Robyn: Well, housing is an issue which affects so many folks; making moves towards housing solutions on Quadra Island is something I’m focused on. I’ve planned a first meeting with Islanders who want to work on housing solutions, I’m really stoked that there are people who want to put energy into this. Finding solutions and funding is going to be a team effort. We’re having our first meeting January 20th. Anyone who wants to be involved is welcome; please get in touch with me for meeting details.
BE: Aside from the important issue of housing, what else are you hoping to work on?
Robyn: I’d really like the walking path along Harper Road completed. It’s one of our busiest roads and it’s a significant safety issue. The sticky point with this project currently is landowner permission. There is an easement for the Quathiaski Cove sewer line, but a separate easement must be acquired for a pedestrian pathway. I’m working with Regional District staff on this and I’m very hopeful that the property owner will see community value in allowing a path to cross the front of their property.
BE: Would this be the same issue with the creation of bicycle/pedestrian paths along West Rd or Heriot Bay Rd.?
Robyn: Widening a road to make space for pedestrians and cyclists is a different matter than the issue of the Harper Road easement. I’ve started a conversation with the Ministry of Transportation and Infrastructure to get more information about pedestrian infrastructure and more marked crosswalks.

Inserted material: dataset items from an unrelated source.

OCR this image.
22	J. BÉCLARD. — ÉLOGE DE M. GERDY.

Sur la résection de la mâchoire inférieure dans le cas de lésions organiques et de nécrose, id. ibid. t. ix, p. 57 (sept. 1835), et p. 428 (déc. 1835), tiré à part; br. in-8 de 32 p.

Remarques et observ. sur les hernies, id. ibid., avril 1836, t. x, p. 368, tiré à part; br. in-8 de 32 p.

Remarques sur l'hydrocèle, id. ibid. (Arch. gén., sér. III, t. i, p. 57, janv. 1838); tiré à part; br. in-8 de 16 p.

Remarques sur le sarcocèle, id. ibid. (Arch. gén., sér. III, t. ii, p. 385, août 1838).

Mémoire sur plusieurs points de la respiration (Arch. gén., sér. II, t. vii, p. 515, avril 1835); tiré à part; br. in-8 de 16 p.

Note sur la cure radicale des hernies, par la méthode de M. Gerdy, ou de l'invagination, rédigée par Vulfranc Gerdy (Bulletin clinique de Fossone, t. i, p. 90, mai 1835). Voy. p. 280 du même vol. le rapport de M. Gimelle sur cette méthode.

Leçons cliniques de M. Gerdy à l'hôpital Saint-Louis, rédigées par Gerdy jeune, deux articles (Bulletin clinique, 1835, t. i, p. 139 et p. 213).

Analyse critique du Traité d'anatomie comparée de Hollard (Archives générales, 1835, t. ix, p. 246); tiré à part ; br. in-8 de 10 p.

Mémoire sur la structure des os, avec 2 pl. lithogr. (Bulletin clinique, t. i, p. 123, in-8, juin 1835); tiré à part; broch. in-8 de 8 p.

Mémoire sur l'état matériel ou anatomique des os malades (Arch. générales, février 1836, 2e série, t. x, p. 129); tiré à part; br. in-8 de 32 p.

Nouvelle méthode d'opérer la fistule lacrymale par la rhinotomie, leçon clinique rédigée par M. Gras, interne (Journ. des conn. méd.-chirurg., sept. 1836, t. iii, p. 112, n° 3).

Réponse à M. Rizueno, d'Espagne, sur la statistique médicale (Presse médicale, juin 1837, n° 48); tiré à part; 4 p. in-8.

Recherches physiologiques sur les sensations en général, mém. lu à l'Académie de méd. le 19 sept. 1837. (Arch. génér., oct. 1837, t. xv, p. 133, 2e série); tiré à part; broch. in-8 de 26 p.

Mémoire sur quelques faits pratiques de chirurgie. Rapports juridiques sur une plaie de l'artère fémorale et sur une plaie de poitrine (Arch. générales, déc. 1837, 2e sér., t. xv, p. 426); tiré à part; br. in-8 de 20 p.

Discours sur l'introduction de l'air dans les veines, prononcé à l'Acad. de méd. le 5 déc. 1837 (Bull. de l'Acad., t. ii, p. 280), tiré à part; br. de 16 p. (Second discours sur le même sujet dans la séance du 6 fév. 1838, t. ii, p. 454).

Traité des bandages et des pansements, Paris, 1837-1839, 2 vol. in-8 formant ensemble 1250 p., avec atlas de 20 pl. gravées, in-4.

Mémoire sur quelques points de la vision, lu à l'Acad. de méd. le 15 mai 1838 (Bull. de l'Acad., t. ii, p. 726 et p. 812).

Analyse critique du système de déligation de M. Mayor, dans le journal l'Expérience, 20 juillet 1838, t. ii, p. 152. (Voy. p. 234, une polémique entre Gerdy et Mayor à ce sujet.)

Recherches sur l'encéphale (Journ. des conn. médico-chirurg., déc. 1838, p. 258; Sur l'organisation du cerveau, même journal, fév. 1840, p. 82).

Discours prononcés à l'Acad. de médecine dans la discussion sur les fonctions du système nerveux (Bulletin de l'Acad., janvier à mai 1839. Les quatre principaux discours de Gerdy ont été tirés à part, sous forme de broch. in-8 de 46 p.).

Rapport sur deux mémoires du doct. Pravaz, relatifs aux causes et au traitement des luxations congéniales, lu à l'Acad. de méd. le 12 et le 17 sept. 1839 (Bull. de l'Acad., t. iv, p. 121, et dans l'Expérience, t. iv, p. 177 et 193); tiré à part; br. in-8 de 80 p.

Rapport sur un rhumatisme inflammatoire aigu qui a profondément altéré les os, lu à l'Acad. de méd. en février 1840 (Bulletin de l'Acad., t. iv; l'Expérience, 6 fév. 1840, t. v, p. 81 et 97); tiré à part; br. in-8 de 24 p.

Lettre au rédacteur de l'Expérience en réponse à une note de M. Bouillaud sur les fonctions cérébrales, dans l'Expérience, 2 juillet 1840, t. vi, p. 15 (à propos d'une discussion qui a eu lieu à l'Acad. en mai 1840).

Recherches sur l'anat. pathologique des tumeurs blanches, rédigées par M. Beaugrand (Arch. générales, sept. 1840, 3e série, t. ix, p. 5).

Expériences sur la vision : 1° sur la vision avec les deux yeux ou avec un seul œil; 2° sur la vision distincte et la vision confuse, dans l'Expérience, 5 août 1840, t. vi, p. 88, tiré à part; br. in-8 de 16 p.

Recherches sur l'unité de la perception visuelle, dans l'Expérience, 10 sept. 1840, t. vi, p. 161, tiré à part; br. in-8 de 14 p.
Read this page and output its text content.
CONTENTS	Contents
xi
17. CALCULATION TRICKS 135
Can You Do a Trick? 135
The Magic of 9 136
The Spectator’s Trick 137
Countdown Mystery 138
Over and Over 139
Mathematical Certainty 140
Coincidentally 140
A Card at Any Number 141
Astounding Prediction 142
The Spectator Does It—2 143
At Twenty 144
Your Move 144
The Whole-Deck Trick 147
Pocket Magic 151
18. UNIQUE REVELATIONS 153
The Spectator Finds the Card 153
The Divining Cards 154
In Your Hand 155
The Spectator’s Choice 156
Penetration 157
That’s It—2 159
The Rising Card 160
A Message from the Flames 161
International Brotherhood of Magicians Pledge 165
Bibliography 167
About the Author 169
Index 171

BE: Does the SRD concern itself with Quadra issues like bike paths and crosswalks?
Robyn: The pathway in Cove has been an SRD project with SRD funding. Some issues, including bike paths and crosswalks, are not within the SRD mandate. However, as Director I’m in a stronger position to advocate for these things.
BE: When the SRD is making decisions like how to allocate funds, and Area C is such a small portion of the District, how confident are you that your voice will be heard?
Robyn: In my first two months as Director I haven’t run into issues where my voice isn’t being heard. There are 14 seats at the SRD Board table and I am in one of them, and we all have a voice at the table. It’s been shared with me that the role of Director is to think ‘regionally’ while balancing the needs of Area C. Building relationships with other Directors and supporting their initiatives when appropriate will hopefully strengthen the network of support for Area C projects.As to allocating funds, each Electoral Area has their own individual budget and priorities.
BE: You campaigned on a plan to establish a Community Advisory Council. Has it been created yet?
Robyn: The Community Advisory Council is a work in progress. I’ve learned that for a council or committee to be recognized by the Strathcona Regional District Board and have land use applications referred to it, it must be named in the Local Government Act and created at the Board level. An Advisory Planning Commission makes sense, but it’s limited in the scope of topics it can discuss. I’m considering that after Advisory Planning Commission meetings there’ll be a second meeting with the same group to discuss broader topics unsuited to the narrow parameters of the APC Bylaw. At our SRD Board meeting on December 7th, Director Rice of Area D requested a staff report on ways to have a more transparent process for appointing APC members. I supported his motion and I’m looking forward to learning what those options might be. Having a transparent selection process could strengthen understanding that individuals are appointed because they have something meaningful to contribute.
BE: I have one more question, and that is about your commitment to building relationships with our First Nations.
Robyn: I think that Reconciliation is ongoing work and making space for and listening to indigenous voices is important every day. I’m fortunate that I’ve been appointed to the First Nations Relations Committee at the Strathcona Regional District. The committee hasn’t met yet but I’m looking forward to seeing what work we can do as a group to centre First Nations voices and advance Reconciliation through the Strathcona Regional District.